As health care providers attest to Stage I followed by Stage II and Stage III, they will need to create reports demonstrating their compliance with meaningful use measures in order to qualify for Medicare and Medicaid incentive programs.
Enrolling Primary Care Providers
Often, vendors do not provide enough instruction on their system to allow providers to create these reports.
The ongoing need for technical training and assistance will change the way medical information is stored, distributed, and seen by both providers and patients.

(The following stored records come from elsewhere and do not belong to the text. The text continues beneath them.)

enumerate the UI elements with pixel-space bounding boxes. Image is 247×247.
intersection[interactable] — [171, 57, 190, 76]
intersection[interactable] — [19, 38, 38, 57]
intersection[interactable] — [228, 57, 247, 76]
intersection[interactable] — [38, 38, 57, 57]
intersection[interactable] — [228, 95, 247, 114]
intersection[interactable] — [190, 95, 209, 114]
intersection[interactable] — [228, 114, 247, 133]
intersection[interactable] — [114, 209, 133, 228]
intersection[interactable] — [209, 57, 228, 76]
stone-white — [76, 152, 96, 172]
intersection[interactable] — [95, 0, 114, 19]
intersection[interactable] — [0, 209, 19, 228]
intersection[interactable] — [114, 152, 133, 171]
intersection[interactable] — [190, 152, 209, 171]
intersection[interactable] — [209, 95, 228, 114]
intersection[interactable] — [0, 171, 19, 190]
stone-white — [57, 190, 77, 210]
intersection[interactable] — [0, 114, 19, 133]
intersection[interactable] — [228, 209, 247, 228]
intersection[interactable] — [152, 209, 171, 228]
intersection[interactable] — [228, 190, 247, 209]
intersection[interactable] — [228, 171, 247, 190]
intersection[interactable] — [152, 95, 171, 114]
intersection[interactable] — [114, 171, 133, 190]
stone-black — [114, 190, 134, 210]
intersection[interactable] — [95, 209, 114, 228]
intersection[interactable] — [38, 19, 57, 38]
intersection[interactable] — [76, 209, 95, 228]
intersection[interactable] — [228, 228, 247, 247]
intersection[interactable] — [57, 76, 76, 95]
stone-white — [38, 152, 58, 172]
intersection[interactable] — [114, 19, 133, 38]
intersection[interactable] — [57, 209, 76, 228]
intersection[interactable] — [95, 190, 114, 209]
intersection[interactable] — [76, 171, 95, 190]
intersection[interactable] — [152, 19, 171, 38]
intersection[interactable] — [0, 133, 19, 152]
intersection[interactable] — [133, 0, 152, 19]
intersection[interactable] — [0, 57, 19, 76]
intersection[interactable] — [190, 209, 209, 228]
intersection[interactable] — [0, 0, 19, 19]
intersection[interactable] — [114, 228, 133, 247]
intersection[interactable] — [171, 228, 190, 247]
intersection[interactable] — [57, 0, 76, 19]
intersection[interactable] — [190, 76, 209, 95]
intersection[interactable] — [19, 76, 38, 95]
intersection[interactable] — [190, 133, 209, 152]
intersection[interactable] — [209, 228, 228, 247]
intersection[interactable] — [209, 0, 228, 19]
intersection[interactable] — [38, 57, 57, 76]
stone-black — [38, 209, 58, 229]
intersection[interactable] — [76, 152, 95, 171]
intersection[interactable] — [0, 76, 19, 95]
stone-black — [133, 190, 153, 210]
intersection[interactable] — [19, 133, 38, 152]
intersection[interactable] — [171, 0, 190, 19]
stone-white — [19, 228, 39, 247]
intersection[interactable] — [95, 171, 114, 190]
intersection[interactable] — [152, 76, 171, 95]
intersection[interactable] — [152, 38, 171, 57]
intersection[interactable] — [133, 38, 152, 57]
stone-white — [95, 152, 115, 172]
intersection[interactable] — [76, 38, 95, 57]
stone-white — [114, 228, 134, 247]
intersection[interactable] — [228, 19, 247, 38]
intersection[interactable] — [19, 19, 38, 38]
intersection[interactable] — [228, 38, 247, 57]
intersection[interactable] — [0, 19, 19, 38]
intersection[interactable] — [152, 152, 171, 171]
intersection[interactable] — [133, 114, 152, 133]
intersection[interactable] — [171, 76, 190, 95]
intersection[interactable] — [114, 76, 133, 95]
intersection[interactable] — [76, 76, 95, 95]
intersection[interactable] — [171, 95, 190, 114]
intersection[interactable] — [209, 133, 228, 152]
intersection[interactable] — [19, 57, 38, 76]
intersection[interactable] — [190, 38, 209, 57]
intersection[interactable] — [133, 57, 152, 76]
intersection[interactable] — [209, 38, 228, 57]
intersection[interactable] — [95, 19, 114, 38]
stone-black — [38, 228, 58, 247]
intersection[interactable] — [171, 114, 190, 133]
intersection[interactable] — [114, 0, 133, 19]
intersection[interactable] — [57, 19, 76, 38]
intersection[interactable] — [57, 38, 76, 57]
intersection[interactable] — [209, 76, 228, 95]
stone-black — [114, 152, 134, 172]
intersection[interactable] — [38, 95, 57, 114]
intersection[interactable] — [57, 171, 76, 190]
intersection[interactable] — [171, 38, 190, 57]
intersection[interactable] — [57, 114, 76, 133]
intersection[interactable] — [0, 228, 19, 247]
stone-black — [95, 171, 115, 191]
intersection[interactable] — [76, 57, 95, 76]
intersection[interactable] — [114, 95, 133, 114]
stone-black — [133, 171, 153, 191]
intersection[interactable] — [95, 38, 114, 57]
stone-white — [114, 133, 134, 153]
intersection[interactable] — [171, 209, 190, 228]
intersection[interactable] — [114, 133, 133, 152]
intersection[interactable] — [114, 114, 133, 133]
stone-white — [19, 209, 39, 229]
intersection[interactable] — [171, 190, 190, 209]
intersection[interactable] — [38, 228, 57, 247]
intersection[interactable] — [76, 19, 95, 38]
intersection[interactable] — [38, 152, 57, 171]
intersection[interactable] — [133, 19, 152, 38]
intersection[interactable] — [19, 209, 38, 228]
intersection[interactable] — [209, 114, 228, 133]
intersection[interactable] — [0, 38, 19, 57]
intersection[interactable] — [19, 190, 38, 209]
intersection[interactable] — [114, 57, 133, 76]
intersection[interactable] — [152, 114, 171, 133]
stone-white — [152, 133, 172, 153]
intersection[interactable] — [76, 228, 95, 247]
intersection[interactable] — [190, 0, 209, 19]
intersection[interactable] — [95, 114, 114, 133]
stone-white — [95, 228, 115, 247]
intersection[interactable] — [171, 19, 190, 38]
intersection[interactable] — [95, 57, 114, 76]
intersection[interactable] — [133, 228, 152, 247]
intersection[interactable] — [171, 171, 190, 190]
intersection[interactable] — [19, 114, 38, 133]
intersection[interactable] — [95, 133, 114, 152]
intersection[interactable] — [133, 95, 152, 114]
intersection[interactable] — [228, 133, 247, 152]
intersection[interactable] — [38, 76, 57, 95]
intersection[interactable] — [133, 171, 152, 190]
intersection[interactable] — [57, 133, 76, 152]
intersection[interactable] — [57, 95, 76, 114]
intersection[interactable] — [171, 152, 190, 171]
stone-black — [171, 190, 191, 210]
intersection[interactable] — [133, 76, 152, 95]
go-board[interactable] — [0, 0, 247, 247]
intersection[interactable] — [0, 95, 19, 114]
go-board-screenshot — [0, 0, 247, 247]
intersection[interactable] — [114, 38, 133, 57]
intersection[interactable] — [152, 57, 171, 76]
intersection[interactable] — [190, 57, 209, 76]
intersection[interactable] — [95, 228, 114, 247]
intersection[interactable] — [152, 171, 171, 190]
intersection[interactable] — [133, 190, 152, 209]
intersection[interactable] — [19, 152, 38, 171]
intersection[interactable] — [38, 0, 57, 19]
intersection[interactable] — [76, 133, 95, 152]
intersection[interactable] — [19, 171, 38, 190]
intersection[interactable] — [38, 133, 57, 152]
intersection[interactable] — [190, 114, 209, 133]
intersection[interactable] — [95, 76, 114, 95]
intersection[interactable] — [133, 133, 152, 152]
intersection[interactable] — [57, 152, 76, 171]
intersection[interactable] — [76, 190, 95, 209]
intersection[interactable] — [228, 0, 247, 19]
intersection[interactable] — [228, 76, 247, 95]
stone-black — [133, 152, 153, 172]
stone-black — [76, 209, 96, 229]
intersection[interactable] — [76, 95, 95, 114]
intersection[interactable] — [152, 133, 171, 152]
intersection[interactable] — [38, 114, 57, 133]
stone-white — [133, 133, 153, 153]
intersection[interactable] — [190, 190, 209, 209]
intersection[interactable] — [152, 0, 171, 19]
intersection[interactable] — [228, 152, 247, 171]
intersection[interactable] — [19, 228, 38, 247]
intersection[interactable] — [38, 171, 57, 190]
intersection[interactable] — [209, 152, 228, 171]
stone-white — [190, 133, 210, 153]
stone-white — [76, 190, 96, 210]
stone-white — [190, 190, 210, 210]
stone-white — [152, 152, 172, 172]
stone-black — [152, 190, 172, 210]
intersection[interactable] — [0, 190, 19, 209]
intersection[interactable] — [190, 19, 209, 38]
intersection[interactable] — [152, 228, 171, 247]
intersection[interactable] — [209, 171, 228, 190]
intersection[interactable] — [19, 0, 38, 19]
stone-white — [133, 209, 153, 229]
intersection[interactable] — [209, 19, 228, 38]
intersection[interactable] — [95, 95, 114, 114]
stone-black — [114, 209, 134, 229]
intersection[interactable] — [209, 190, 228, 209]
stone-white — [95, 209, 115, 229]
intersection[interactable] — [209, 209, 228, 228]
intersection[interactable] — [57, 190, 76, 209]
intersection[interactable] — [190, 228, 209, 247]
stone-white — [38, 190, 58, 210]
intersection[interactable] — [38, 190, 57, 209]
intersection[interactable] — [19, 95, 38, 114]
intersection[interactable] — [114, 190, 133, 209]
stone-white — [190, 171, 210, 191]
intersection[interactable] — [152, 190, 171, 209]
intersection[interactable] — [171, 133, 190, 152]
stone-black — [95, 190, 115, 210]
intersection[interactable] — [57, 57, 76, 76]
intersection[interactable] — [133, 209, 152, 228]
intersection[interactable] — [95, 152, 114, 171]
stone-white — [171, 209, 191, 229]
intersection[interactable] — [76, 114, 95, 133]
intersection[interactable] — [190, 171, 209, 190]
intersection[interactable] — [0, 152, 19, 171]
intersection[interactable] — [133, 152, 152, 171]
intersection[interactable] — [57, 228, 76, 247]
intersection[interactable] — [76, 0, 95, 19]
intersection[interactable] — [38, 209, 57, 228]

The Chicago Health IT Regional Extension Center is one of 62 RECs across the nation that assists physicians and other professionals reach their IT goals.
RECs have enrolled more than 130,000 primary care providers nationwide, since 2010, assisting them in becoming meaningful users of EHRs. This figure is approximately 40% of the total number of eligible primary care providers in the U.S. and well over the target goal set by the Office of the National Coordinator for Health Information Technology (ONC) when the REC program first launched.
The ONC administers the REC grant-funded program, which was authorized by the Health Information Technology for Economic and Clinical Health (HITECH) Act.
Serving All Physicians
With an end date of early to mid-2014, RECs are expanding their programs to provide low-cost services to both out-of-network primary care providers and specialists, all of whom can benefit from the REC infrastructure and intellectual capital gained over the past three years.
Services include vendor selection assistance, practice readiness evaluation, process improvement, gap analysis, workflow redesign, software and hardware contracting assistance, and general information about technology and technical support.
RECs often act as federal agents to disseminate regulatory requirements. They can help practices with audit preparation, finding trained health IT staff, and connecting them with health information exchanges.
Assistance may be hands-on or offered through workshops, webinars, focus groups and other online activities.